Contentedly aware of his threatening nickname, Jock arrived in the late afternoon at Court No. 5.

Martha paid him unsmilingly. She was very weary from the fight she had had with Patrick. The sound of her screams of rage demanding money for plimsolls for Tommy and Joseph had been heard throughout the house, as Patrick woodenly refused. He had a fixed idea that she could conjure up other essentials from her own earnings or from charities.

‘I give you the rent and O'Reilly's bill, plus a bit. You do the rest,' he had snarled.

Fearing that he might beat her if she insisted further, Martha was silenced. She was seething with quiet rage, however, as she turned to Kathleen.

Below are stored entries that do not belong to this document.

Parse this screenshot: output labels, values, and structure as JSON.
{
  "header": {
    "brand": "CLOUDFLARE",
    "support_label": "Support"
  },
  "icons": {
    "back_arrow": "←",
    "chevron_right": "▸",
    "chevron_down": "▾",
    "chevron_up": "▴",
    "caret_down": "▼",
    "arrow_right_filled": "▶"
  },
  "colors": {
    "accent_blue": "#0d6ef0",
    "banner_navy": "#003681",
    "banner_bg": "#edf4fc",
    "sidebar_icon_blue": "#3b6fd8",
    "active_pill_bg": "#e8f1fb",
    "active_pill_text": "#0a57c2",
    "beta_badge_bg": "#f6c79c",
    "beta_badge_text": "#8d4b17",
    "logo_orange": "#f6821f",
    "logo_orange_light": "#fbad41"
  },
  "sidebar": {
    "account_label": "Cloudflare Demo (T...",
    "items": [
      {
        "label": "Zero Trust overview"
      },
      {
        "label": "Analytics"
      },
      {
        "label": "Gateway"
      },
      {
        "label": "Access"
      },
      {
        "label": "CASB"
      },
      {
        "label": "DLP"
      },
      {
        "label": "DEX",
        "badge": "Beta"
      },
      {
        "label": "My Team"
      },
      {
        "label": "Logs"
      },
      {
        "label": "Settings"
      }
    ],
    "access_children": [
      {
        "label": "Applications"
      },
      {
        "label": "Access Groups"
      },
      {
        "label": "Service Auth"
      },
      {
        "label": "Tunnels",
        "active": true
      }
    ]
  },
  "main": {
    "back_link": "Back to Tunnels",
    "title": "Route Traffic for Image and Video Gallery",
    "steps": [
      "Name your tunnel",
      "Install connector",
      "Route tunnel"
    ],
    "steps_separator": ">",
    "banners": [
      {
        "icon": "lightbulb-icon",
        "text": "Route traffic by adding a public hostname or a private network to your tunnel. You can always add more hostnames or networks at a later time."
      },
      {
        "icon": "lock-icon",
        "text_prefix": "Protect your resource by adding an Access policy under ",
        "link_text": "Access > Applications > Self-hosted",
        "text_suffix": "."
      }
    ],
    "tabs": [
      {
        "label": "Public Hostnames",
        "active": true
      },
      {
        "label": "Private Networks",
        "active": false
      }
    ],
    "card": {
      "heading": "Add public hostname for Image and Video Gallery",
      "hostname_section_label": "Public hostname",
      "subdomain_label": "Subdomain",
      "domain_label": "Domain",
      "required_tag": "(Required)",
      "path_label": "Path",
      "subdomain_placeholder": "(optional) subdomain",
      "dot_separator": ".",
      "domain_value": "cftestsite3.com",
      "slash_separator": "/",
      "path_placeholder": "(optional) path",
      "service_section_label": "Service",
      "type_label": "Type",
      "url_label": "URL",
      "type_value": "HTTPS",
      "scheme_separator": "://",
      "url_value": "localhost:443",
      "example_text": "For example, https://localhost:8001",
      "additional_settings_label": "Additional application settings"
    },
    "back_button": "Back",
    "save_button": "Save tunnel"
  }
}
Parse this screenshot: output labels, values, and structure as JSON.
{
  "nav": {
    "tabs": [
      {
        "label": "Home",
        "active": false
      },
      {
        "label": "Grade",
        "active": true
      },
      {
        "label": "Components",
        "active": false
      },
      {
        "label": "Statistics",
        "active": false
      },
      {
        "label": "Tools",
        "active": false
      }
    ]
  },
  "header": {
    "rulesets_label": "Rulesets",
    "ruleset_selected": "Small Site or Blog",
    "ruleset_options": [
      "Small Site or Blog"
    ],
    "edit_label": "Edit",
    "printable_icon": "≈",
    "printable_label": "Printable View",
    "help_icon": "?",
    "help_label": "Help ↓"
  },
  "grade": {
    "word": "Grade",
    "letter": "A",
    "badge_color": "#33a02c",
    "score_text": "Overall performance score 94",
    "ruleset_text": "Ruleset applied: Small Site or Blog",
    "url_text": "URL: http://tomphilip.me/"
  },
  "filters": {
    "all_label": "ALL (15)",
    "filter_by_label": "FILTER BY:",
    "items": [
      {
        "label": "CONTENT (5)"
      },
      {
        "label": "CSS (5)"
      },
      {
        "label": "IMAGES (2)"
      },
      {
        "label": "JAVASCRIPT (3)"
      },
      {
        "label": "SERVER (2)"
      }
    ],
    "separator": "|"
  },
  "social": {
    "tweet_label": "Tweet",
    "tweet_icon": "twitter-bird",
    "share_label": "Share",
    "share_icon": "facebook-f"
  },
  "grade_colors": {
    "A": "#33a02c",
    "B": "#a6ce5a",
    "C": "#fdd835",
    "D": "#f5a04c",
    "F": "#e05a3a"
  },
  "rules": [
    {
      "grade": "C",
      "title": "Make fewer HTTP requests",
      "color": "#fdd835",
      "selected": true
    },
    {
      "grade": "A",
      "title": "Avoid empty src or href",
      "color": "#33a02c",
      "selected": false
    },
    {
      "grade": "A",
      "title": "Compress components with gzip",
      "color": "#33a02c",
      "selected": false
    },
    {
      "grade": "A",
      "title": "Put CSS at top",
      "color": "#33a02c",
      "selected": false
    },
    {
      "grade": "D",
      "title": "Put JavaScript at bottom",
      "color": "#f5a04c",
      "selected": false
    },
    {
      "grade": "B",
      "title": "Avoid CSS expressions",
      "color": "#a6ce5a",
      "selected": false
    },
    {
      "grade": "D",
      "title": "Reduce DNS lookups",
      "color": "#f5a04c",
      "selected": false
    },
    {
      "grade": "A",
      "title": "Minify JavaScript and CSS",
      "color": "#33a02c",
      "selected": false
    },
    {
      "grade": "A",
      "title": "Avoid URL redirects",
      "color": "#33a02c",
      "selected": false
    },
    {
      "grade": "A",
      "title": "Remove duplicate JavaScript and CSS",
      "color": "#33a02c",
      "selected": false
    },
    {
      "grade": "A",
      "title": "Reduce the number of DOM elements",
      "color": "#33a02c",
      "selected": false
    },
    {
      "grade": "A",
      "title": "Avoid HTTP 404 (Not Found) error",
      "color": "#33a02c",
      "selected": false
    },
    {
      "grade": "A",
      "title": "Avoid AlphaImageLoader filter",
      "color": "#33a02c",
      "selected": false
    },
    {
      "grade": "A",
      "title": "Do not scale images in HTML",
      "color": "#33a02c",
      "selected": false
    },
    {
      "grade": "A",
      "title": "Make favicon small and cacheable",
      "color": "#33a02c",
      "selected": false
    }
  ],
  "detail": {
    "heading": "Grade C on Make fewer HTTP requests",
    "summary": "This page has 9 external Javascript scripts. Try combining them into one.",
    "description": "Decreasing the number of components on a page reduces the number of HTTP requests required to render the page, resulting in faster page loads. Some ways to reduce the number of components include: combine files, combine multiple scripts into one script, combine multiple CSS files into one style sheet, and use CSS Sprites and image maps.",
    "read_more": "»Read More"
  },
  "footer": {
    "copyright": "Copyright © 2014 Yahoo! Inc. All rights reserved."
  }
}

The girl had finished gulping down her bread and cold tea, and she ordered her to take Martha's own share upstairs and deliver it to Mary Margaret.

‘With me love, don't forget,' Martha instructed her, as she gathered up Number Nine's leftovers, some of them strewn on the floor, and stuffed them into her own mouth.

Later, Kathleen came slowly back downstairs. Auntie Mary Margaret had accepted the little newspaper-wrapped bundle with suitable thanks.

Martha's room was nearly dark now, lit only by the distant rays of the lamp at the court's entry. It was also cold. Her mother seemed to have forgotten that they had no coal and that, consequently, the fire was out.

‘And, being Saturday, they'll go out tonight,' the girl lamented to herself. ‘Then they'll come back home, the pair of them, so drunk they'll hardly be able to stand on their feet.'

She wondered what it would be like to sit a whole evening in a really warm place like a pub, and get drunk. When she had asked Helen O'Brien whether pubs were warm inside, she had been assured that, indeed, they were. It had sounded most enjoyable.

One night, Helen O'Brien had given her a sip of her evening glass of gin, before the sisters set out on their evening amble in search of seamen just paid off. As usual, they both had their hair done up in neat buns and their faces garishly painted.
To Kathleen, they seemed ghostly in their floured whiteness.